Ab 2020 gibt es keine Plasticksackerl mehr.

Ab Anfang Jänner 2020 dürfen keine Kunststofftragetaschen mehr in Verkehr gebracht werden. Das hat der Nationalrat Anfang Juli einstimmig beschlossen. Ausgenommen vom Verbot sind nur robuste, wiederverwendbare Taschen mit vernähten Verbindungen und vernähten Tragegriffen, weiters Sackerl, die biologisch vollständig abbaubar sind und aus nachwachsenden Rohstoffen hergestellt werden, sowie kompostierbare, ultradünne Knotenbeutel, wie sie für Obst und Gemüse in Lebensmittelgeschäften verwendet sind. Eine Übergangsfrist ist für Plastiksackerl geplant, die die Geschäfte bereits auf Lager haben. Sie sollen noch bis Ende 2020 ausgegeben werden dürfen.

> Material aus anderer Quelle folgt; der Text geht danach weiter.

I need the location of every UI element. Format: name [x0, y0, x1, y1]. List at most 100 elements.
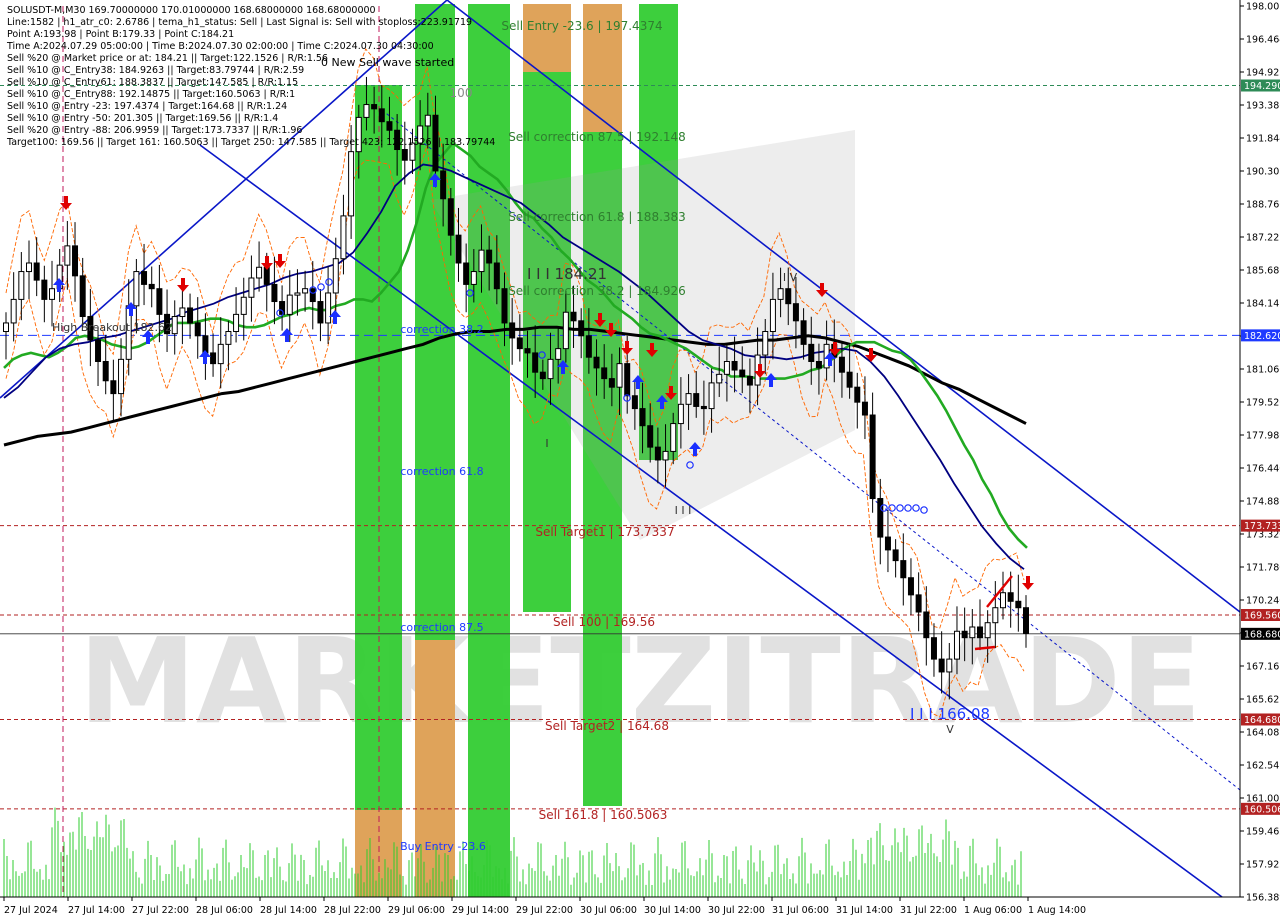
wave-status-label: 0 New Sell wave started — [321, 56, 454, 69]
candle-body — [102, 360, 109, 382]
candle-body — [171, 316, 178, 335]
candle-body — [148, 283, 155, 290]
candle-body — [854, 386, 861, 403]
y-tick-label: 181.066 — [1246, 365, 1280, 376]
zone-label: High Breakout 182.62 — [52, 321, 172, 334]
info-line: Sell %20 @ Market price or at: 184.21 ||… — [7, 53, 328, 64]
candle-body — [999, 592, 1006, 609]
candle-body — [624, 363, 631, 397]
candle-body — [593, 356, 600, 369]
y-tick-label: 164.081 — [1246, 728, 1280, 739]
x-tick-label: 29 Jul 22:00 — [516, 905, 573, 916]
info-line: Sell %10 @ Entry -50: 201.305 || Target:… — [7, 113, 278, 124]
candle-body — [800, 320, 807, 345]
candle-body — [961, 630, 968, 639]
candle-body — [762, 331, 769, 356]
candle-body — [49, 288, 56, 300]
x-tick-label: 28 Jul 22:00 — [324, 905, 381, 916]
zone-label: I — [545, 437, 548, 450]
candle-body — [953, 630, 960, 660]
y-tick-label: 171.780 — [1246, 563, 1280, 574]
x-tick-label: 30 Jul 22:00 — [708, 905, 765, 916]
info-line: Time A:2024.07.29 05:00:00 | Time B:2024… — [6, 41, 434, 52]
candle-body — [900, 560, 907, 579]
price-chart[interactable]: MARKETZITRADE Sell Entry -23.6 | 197.437… — [0, 0, 1280, 920]
zone-label: 100 — [450, 86, 473, 100]
y-tick-label: 174.886 — [1246, 497, 1280, 508]
candle-body — [769, 298, 776, 333]
zone-label: I I I 184.21 — [527, 265, 607, 283]
y-tick-label: 167.161 — [1246, 662, 1280, 673]
candle-body — [792, 303, 799, 322]
candle-body — [524, 348, 531, 354]
candle-body — [141, 271, 148, 285]
candle-body — [693, 393, 700, 407]
candle-body — [562, 311, 569, 350]
y-tick-label: 188.766 — [1246, 200, 1280, 211]
candle-body — [846, 371, 853, 388]
candle-body — [118, 358, 125, 395]
candle-body — [877, 498, 884, 538]
zone-label: correction 87.5 — [400, 621, 483, 634]
candle-body — [156, 288, 163, 315]
candle-body — [110, 380, 117, 395]
candle-body — [547, 358, 554, 380]
candle-body — [723, 360, 730, 375]
price-tag-label: 173.733 — [1244, 521, 1280, 532]
candle-body — [317, 301, 324, 324]
candle-body — [271, 283, 278, 303]
price-tag-label: 160.506 — [1244, 804, 1280, 815]
candle-body — [923, 611, 930, 639]
candle-body — [946, 658, 953, 673]
x-tick-label: 28 Jul 14:00 — [260, 905, 317, 916]
candle-body — [386, 121, 393, 131]
zone-label: I I I 166.08 — [910, 705, 990, 723]
zone-label: Buy Entry -23.6 — [400, 840, 486, 853]
y-tick-label: 196.464 — [1246, 35, 1280, 46]
candle-body — [378, 108, 385, 123]
y-tick-label: 194.925 — [1246, 68, 1280, 79]
candle-body — [501, 288, 508, 324]
info-line: Sell %10 @ C_Entry38: 184.9263 || Target… — [7, 65, 304, 76]
candle-body — [363, 104, 370, 118]
candle-body — [26, 262, 33, 273]
candle-body — [555, 348, 562, 360]
candle-body — [670, 423, 677, 452]
candle-body — [992, 607, 999, 624]
candle-body — [325, 292, 332, 324]
candle-body — [256, 266, 263, 279]
candle-body — [233, 313, 240, 333]
candle-body — [18, 271, 25, 300]
level-label: Sell 161.8 | 160.5063 — [539, 808, 668, 822]
zone-label: Sell correction 61.8 | 188.383 — [508, 210, 686, 224]
y-tick-label: 170.240 — [1246, 596, 1280, 607]
candle-body — [570, 311, 577, 322]
y-tick-label: 157.923 — [1246, 860, 1280, 871]
candle-body — [509, 322, 516, 339]
candle-body — [708, 382, 715, 410]
x-tick-label: 30 Jul 14:00 — [644, 905, 701, 916]
candle-body — [1007, 592, 1014, 602]
candle-body — [41, 279, 48, 300]
x-tick-label: 31 Jul 22:00 — [900, 905, 957, 916]
info-line: SOLUSDT-M,M30 169.70000000 170.01000000 … — [7, 5, 376, 16]
y-tick-label: 156.389 — [1246, 893, 1280, 904]
info-line: Sell %20 @ Entry -88: 206.9959 || Target… — [7, 125, 302, 136]
y-tick-label: 159.462 — [1246, 827, 1280, 838]
candle-body — [608, 378, 615, 388]
candle-body — [240, 296, 247, 315]
price-tag-label: 182.620 — [1244, 331, 1280, 342]
y-tick-label: 176.440 — [1246, 464, 1280, 475]
candle-body — [677, 403, 684, 425]
candle-body — [578, 320, 585, 337]
candle-body — [892, 549, 899, 562]
zone-label: Sell correction 87.5 | 192.148 — [508, 130, 686, 144]
candle-body — [654, 446, 661, 461]
candle-body — [210, 352, 217, 365]
candle-body — [10, 298, 17, 324]
candle-body — [302, 288, 309, 294]
info-line: Target100: 169.56 || Target 161: 160.506… — [6, 137, 495, 148]
info-line: Sell %10 @ Entry -23: 197.4374 | Target:… — [7, 101, 287, 112]
level-label: Sell 100 | 169.56 — [553, 615, 655, 629]
candle-body — [539, 371, 546, 380]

Laut der ehemaligen ÖVP-Umweltministerin Elisabeth Köstinger, die den Entwurf für das Verbot auf den Weg gebracht hat, könne man mit dieser Maßnahme 5.000 bis 7.000 Tonnen unnötiges Plastik in Österreich vermeiden. Österreich sei erst das dritte Land in Europa, das ein derartiges Verbot beschlossen habe. Für Kritiker wie die Umweltschutzorganisation Global 2000 handelt es sich bei dem Schritt um »Symbolpolitik«: Die betroffenen Plastiksackerl seien lediglich für 2 % des Plastikmülls verantwortlich.